The above is, I think, looking at a newly qualified nurse gaining experience who then gets an increase in salary as a result of that experience. A band 5 nurse starts on £27,055, with 2-4 years experience will earn £29,180, and the band tops out at £32,934. I might have misunderstood your intent, though, not sure where your numbers have come from.
Band 6 starts at £33,706 and rises to £40,588 with 5byears experience.
https://www.nurses.co.uk/blog/a-nurses- ... A332%2C934.
Applying inflation from 2010 to 2022, the starting nurse salary should be £28,819.31 (https://www.bankofengland.co.uk/monetar ... calculator). That's ~7% more than the current starting salary, assuming my maths is right.

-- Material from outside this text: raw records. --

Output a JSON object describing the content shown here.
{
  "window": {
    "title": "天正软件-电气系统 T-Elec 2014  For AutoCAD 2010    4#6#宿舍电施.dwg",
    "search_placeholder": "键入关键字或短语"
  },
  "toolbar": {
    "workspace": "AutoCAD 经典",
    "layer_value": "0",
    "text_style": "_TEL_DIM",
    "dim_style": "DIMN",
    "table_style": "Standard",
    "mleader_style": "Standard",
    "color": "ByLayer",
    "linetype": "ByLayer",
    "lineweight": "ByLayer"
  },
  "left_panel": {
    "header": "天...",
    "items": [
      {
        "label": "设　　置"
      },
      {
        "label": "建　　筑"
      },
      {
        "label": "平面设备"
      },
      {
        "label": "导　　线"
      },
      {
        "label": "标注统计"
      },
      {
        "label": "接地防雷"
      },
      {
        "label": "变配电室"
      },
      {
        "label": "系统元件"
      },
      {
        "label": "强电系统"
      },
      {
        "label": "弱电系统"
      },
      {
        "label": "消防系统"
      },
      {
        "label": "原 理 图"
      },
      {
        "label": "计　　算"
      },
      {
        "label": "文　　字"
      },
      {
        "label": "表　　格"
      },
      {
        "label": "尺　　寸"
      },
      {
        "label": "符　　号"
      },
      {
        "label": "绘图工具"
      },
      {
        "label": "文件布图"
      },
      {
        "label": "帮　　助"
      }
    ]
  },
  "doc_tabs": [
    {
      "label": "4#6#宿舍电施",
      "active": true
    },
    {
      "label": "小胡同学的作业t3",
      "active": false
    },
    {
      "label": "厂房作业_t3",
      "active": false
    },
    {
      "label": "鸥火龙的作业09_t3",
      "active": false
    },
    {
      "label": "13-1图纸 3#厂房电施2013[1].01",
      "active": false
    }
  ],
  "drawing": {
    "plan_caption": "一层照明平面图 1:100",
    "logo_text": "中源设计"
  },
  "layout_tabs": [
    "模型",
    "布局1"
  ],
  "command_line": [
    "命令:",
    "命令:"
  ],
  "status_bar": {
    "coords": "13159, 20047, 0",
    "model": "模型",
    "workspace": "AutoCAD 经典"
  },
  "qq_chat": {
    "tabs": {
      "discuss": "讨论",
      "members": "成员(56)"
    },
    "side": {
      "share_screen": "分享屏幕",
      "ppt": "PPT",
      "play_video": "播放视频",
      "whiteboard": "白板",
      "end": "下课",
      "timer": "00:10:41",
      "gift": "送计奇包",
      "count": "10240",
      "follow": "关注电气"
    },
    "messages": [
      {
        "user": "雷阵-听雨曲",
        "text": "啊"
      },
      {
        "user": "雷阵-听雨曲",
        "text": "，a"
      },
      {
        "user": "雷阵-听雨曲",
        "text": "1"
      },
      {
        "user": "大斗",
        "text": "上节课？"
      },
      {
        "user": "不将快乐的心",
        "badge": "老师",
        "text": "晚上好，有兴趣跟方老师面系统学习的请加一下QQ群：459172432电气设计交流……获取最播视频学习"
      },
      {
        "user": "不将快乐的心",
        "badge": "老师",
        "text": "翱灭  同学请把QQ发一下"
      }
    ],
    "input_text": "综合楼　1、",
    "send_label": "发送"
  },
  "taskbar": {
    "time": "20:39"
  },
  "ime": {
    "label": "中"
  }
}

If they have 2-4 years experience they didn't start on 27k though.
If they started in 2010 and are still band 5 they would have been on 21k and will now be on 32k. That's not a 19% real terms cut it's a 50% increase.
The starting salary is a different argument to the one being made by the unions of average nurses pay. Starting salaries have gone up less than inflation but someone starting today on that salary can't really say they have had a below inflation rise over the last decade can they? (That bit is a question lol).
Re: The Strikes Thread
If they were on a pay freeze inflation has eaten into their reward for gaining experience and staying loyal to the NHS with incremental increases ..SammyLeeWasOffside wrote: ↑Fri Feb 10, 2023 12:36 pm Fair enough let's say it was rhetorical
If they have 2-4 years experience they didn't start on 27k though.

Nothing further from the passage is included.